Mülter: Genau. Da haben wir auch ein ganz besonderes Projekt in diesem Jahr: "Ko’eyene", das indigene Perspektiven in den Mittelpunkt stellt. Es kommen viele verschiedene indigene Künstler*innen aus Lateinamerika nach Braunschweig, und die werden ein großes Programm im Theaterpark machen. Das ist etwas ganz Besonderes, weil diese Künstler*innen ganz selten in dieser Anzahl nach Europa kommen. Die gestalten hier ihr eigenes Programm, und sie haben sich das Thema "Ko’eyene" gegeben, und das bedeutet in der Sprache der Terena "das Heute" oder "Gegenwart". Dieses Heute ist schwer zu fassen, weil in dem Moment, wo man es fassen will, entgleitet es einem. Sie versuchen, einen Raum zu schaffen, wo wir für einen Moment im Hier und Heute ankommen, zur Ruhe kommen und auch mal laufen und das entdecken können, was gerade präsent ist.
Das heißt, Begegnungen mit Menschen im öffentlichen Raum sind auch ganz wichtig, um miteinander ins Gespräch zu kommen?
Mülter: Ja, ins Gespräch kommen und auch den öffentlichen Raum nutzen für die Agenda, die die Künstler*innen für ihre Themen und ihre Anliegen mitbringen. Da haben wir zum Beispiel Tiziano Cruz zu Gast, ein argentinischer indigener Künstler. Sein Stück spielt im Theater, aber es beginnt nicht im Theater, sondern in Braunschweig auf dem Schlossplatz. Da versammelt er sich mit dem Publikum, aber auch mit über 30 Personen aus der lateinamerikanischen Community. Wir gehen in einer großen Prozession zusammen vom Schlossplatz durch das Shoppingcenter, das sich hinter der Schlossfassade verbirgt, bis zum Theater. Da wird auch ein Manifest gehalten, das er zwar in Teilen mitbringt, aber auch mit den lokalen Communitys immer auch überarbeitet und aktualisiert. Da werden also auch Anliegen der lateinamerikanischen Community in Braunschweig mit einfließen.

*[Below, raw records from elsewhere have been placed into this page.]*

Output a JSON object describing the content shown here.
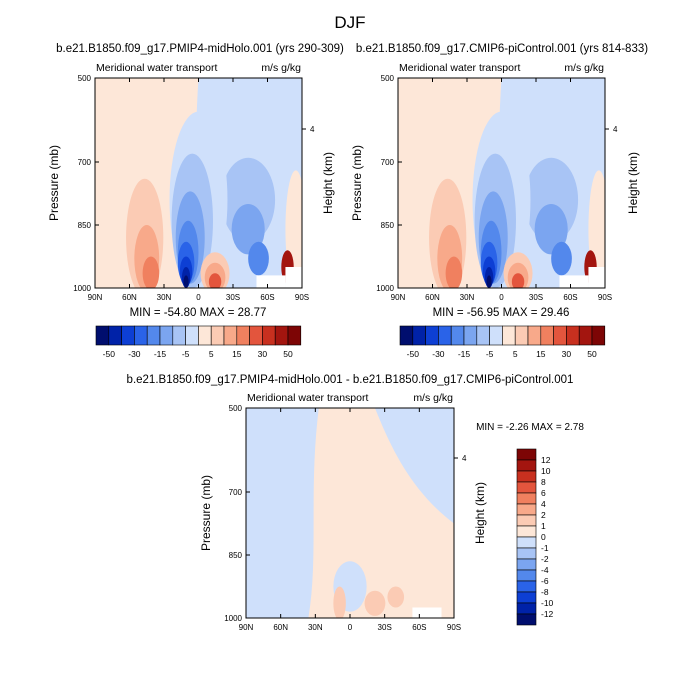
{
  "title": "DJF",
  "palettes": {
    "top": [
      "#000e6e",
      "#0022a8",
      "#0d3fd4",
      "#2a63e8",
      "#5388ec",
      "#7ba5f0",
      "#a8c4f5",
      "#cfe0fb",
      "#fde7d8",
      "#fbcbb4",
      "#f8a98a",
      "#f0805f",
      "#e3553d",
      "#c8301f",
      "#a3150f",
      "#7d0505"
    ],
    "diff": [
      "#000e6e",
      "#0022a8",
      "#0d3fd4",
      "#2a63e8",
      "#5388ec",
      "#7ba5f0",
      "#a8c4f5",
      "#cfe0fb",
      "#fde7d8",
      "#fbcbb4",
      "#f8a98a",
      "#f0805f",
      "#e3553d",
      "#c8301f",
      "#a3150f",
      "#7d0505"
    ]
  },
  "panels": [
    {
      "title": "b.e21.B1850.f09_g17.PMIP4-midHolo.001 (yrs 290-309)",
      "left_label": "Meridional water transport",
      "right_label": "m/s g/kg",
      "ylabel": "Pressure (mb)",
      "ylabel_right": "Height (km)",
      "min_max": "MIN = -54.80  MAX = 28.77"
    },
    {
      "title": "b.e21.B1850.f09_g17.CMIP6-piControl.001 (yrs 814-833)",
      "left_label": "Meridional water transport",
      "right_label": "m/s g/kg",
      "ylabel": "Pressure (mb)",
      "ylabel_right": "Height (km)",
      "min_max": "MIN = -56.95  MAX = 29.46"
    },
    {
      "title": "b.e21.B1850.f09_g17.PMIP4-midHolo.001 - b.e21.B1850.f09_g17.CMIP6-piControl.001",
      "left_label": "Meridional water transport",
      "right_label": "m/s g/kg",
      "ylabel": "Pressure (mb)",
      "ylabel_right": "Height (km)",
      "min_max": "MIN =  -2.26  MAX =   2.78"
    }
  ],
  "chart_data": [
    {
      "type": "heatmap",
      "title": "b.e21.B1850.f09_g17.PMIP4-midHolo.001 (yrs 290-309)",
      "variable": "Meridional water transport",
      "units": "m/s g/kg",
      "xlabel": "",
      "ylabel": "Pressure (mb)",
      "ylabel_right": "Height (km)",
      "x_ticks": [
        "90N",
        "60N",
        "30N",
        "0",
        "30S",
        "60S",
        "90S"
      ],
      "y_ticks": [
        500,
        700,
        850,
        1000
      ],
      "right_ticks": [
        "4"
      ],
      "min": -54.8,
      "max": 28.77,
      "contour_levels": [
        -50,
        -40,
        -30,
        -20,
        -15,
        -10,
        -5,
        -1,
        1,
        5,
        10,
        15,
        20,
        30,
        40,
        50
      ],
      "colorbar_labels": [
        "-50",
        "-30",
        "-15",
        "-5",
        "5",
        "15",
        "30",
        "50"
      ]
    },
    {
      "type": "heatmap",
      "title": "b.e21.B1850.f09_g17.CMIP6-piControl.001 (yrs 814-833)",
      "variable": "Meridional water transport",
      "units": "m/s g/kg",
      "xlabel": "",
      "ylabel": "Pressure (mb)",
      "ylabel_right": "Height (km)",
      "x_ticks": [
        "90N",
        "60N",
        "30N",
        "0",
        "30S",
        "60S",
        "90S"
      ],
      "y_ticks": [
        500,
        700,
        850,
        1000
      ],
      "right_ticks": [
        "4"
      ],
      "min": -56.95,
      "max": 29.46,
      "contour_levels": [
        -50,
        -40,
        -30,
        -20,
        -15,
        -10,
        -5,
        -1,
        1,
        5,
        10,
        15,
        20,
        30,
        40,
        50
      ],
      "colorbar_labels": [
        "-50",
        "-30",
        "-15",
        "-5",
        "5",
        "15",
        "30",
        "50"
      ]
    },
    {
      "type": "heatmap",
      "title": "b.e21.B1850.f09_g17.PMIP4-midHolo.001 - b.e21.B1850.f09_g17.CMIP6-piControl.001",
      "variable": "Meridional water transport",
      "units": "m/s g/kg",
      "xlabel": "",
      "ylabel": "Pressure (mb)",
      "ylabel_right": "Height (km)",
      "x_ticks": [
        "90N",
        "60N",
        "30N",
        "0",
        "30S",
        "60S",
        "90S"
      ],
      "y_ticks": [
        500,
        700,
        850,
        1000
      ],
      "right_ticks": [
        "4"
      ],
      "min": -2.26,
      "max": 2.78,
      "colorbar_labels": [
        "12",
        "10",
        "8",
        "6",
        "4",
        "2",
        "1",
        "0",
        "-1",
        "-2",
        "-4",
        "-6",
        "-8",
        "-10",
        "-12"
      ]
    }
  ]
}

Man sagt, Musik sei eine universelle Sprache, die jeder versteht. Wie ist es bei Theater? Da spielt Sprache schon eine wichtige Rolle.
Mülter: Sprache ist wichtig. Übersetzung ist hier ein großes Thema. Alle Stücke, die Text verwenden, haben Übertitel, sowohl in Deutsch als auch in Englisch. Aber es gibt auch Stücke, in denen Sprache gar nicht so eine große Rolle spielt. Wir zeigen nicht nur Theater, wir zeigen auch Performance und Tanz. Aber natürlich spielt Sprache für uns auch in der Vorbereitung des Festivals eine große Rolle. Ganz viele Künstler*innen, die kommen, sprechen zum Beispiel gar kein Englisch. Da arbeiten wir auch mit tollen Leuten aus Braunschweig zusammen, die die Künstler*innen betreuen und für sie übersetzen.
Wie ist das Gefühl, wenn ein Festival so langsam Gestalt annimmt, aber vieles trotzdem noch offen bleibt, was dann erst während des Festivals entsteht?
Mülter: Das ist die spannendste Zeit. Wir bauen überall auf, in allen Räumen ist was los. Die ersten Künstler*innen-Gruppen sind schon da und entwickeln ihre Arbeiten. Die Nervosität steigt, aber auch die Vorfreude.
Man spricht oft davon, dass das Miteinander schwieriger geworden ist, auch wenn es darum geht, im öffentlichen Raum etwas stattfinden zu lassen. Hat sich das in letzter Zeit verändert?
Mülter: Ich finde es ganz wichtig, mit dem Theater auch in den öffentlichen Raum zu gehen. Wir müssen uns an diesen Orten mit unseren Kunstformen, mit unseren Inhalten, den Ausdrucksformen auch behaupten. Der öffentliche Raum wird oft durch Kommerzialisierung dominiert. Das ist für mich ein ganz wichtiges Anliegen, dass wir diesen Raum nicht aufgeben.
Das Interview führte Philipp Schmid.